For the developer images:
* useful for Jenkins, TravisCI or other CI systems to run against.
* useful for potential contributors so they can have exactly the same
  environment and even test changes before making a pull request.
* useful for end users who want to customize their build and want to
  compare to a working build.  As a systems admin I'd much rather look at a
  dockerfile for downloading and installing 10 dependencies than a documentation
  page trying to explain it.  Doubly so if the developers updates the dockerfile
  to keep the CI system happy.

For the user images:
* can get running with just a few clicks.  Two commands and two minutes and I
  had my first container going.
* provides a native experience, one mouse cursor, one desktop, one dock, etc.
* don't have to try to decide ahead of time how much CPU/ram to give an
  instance.
* Reasonable for use for any problem a laptop/desktop is capable of running.
  Performance overhead is low, and ram overhead is close to zero.

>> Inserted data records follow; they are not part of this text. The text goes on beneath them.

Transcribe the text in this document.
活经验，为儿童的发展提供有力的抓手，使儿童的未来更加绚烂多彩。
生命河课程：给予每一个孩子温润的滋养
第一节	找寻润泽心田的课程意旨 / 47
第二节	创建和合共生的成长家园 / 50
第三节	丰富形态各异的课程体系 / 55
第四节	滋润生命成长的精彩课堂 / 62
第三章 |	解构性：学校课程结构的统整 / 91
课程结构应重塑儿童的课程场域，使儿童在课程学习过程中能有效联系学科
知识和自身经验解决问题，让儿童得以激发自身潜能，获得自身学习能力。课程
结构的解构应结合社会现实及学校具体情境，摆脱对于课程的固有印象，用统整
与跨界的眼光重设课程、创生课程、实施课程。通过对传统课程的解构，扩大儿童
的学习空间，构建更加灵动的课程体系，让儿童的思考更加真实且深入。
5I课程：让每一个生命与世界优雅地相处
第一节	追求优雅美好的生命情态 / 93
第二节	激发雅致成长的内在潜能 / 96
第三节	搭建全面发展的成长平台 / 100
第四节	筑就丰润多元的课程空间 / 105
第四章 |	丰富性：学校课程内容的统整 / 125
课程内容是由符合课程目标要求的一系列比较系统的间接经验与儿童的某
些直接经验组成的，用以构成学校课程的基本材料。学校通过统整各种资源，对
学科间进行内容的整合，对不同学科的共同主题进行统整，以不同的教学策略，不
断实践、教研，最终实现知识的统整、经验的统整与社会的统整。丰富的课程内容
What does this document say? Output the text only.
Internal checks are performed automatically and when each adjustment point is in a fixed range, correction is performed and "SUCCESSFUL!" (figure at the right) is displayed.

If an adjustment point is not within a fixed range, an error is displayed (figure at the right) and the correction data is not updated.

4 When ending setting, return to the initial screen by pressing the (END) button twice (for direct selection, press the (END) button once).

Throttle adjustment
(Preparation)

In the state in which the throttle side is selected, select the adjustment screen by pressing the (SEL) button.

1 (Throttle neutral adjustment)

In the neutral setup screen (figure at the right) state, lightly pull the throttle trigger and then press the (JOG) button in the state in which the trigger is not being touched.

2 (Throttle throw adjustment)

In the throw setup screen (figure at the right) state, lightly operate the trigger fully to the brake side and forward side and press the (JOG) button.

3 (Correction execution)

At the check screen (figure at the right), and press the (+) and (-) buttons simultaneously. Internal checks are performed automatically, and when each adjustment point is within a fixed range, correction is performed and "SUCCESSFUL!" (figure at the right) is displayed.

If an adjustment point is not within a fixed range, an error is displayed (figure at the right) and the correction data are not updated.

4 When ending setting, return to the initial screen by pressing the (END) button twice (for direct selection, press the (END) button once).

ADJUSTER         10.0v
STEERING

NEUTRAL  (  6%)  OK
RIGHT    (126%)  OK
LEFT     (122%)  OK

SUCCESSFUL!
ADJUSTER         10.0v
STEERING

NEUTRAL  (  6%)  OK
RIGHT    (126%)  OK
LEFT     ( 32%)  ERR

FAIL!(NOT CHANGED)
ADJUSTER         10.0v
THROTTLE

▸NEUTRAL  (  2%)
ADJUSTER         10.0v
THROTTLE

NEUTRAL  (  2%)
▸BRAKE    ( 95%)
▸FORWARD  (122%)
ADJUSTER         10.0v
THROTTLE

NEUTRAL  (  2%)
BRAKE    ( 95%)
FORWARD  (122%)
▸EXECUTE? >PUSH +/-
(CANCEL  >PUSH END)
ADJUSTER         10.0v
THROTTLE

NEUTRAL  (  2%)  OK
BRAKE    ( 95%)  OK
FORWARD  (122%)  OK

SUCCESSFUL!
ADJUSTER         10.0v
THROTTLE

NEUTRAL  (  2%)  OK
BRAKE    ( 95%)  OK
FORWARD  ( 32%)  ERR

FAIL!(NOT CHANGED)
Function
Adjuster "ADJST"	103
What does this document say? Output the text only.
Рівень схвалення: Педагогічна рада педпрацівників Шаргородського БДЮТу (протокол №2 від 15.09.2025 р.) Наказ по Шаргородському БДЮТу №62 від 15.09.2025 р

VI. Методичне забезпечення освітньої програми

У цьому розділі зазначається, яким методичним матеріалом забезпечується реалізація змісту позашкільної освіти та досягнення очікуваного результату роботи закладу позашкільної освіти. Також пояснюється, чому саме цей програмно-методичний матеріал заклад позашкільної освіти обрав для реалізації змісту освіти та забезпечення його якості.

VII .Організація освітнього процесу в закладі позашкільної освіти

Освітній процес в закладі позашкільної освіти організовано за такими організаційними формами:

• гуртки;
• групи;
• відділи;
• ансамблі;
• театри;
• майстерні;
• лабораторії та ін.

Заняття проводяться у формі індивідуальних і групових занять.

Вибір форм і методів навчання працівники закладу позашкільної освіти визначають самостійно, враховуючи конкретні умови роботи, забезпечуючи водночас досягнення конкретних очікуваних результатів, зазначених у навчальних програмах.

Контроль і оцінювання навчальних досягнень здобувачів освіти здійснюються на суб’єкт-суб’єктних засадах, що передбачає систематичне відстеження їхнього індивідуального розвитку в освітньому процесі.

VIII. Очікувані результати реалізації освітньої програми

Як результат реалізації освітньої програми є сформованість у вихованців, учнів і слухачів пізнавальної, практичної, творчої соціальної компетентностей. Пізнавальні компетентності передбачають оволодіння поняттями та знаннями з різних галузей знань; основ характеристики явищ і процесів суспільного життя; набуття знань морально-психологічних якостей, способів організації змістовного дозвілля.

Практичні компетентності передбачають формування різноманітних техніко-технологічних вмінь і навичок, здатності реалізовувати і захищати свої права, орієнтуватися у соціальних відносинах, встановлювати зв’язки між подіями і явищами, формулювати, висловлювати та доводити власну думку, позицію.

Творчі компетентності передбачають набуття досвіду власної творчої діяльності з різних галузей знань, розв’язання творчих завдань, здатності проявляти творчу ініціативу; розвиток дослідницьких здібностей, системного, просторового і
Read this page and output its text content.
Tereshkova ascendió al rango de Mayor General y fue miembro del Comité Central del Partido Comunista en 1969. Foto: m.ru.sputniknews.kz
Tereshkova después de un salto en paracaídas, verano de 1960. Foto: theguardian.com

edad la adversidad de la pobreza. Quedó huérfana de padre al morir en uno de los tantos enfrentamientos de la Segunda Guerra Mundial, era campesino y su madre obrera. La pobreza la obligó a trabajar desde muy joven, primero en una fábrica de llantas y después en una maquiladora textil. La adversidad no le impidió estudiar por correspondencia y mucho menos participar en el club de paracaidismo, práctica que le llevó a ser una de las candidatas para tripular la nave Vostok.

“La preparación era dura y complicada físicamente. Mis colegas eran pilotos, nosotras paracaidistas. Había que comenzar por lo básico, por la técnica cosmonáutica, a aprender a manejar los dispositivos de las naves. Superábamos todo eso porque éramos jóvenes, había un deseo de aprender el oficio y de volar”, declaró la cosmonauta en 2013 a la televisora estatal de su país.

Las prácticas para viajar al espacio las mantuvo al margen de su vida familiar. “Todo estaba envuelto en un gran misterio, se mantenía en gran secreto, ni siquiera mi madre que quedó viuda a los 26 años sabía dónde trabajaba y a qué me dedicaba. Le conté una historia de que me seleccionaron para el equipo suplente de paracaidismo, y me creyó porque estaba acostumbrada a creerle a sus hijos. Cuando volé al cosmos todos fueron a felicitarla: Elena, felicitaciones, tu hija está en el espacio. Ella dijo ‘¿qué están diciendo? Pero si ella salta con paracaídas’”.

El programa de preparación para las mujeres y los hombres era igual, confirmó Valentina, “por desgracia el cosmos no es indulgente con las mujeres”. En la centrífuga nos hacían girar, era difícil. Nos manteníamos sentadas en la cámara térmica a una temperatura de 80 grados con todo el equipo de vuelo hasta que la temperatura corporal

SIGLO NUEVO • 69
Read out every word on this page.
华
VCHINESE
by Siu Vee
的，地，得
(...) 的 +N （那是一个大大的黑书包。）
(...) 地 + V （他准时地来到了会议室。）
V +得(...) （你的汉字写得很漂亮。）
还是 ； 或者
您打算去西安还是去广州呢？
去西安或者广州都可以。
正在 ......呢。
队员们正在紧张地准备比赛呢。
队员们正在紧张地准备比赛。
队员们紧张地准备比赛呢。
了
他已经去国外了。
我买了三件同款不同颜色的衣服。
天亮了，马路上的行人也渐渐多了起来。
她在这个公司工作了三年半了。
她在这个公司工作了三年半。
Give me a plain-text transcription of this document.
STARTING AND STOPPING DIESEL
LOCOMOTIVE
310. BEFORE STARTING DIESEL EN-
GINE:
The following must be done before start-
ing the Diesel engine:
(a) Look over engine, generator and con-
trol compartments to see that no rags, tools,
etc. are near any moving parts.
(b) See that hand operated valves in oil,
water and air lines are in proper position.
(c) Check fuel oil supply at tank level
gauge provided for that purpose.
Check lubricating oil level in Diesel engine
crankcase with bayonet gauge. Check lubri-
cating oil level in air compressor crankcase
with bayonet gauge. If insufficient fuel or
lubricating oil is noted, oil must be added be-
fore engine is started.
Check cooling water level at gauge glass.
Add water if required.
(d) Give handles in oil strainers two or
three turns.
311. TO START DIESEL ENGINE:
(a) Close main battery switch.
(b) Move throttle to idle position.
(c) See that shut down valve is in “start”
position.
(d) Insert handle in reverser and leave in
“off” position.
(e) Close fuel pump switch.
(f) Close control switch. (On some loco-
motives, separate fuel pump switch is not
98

In fact I've seen quite a bit of interest in the HPC community.  Singularity
avoids the docker security problems.  I've seen enabling containers for jobs has
been discussed in various places like the slurm mailing list (the most popular
HPC batch scheduler).  I'm investigating containers for use with our HPC
clusters, most likely manage by Kubernetes.

The typically response from people suggest "running in the cloud" with full
virtualization is a scoff and a rolling of the eyes.  Even if the CPU overhead
isn't terrible the I/O and in particular communication latencies are generally
unacceptable.

I'm happy to share any of the technical details mentioned above, but might be
best off list since this isn't particularly aspect-devel relevant discussion.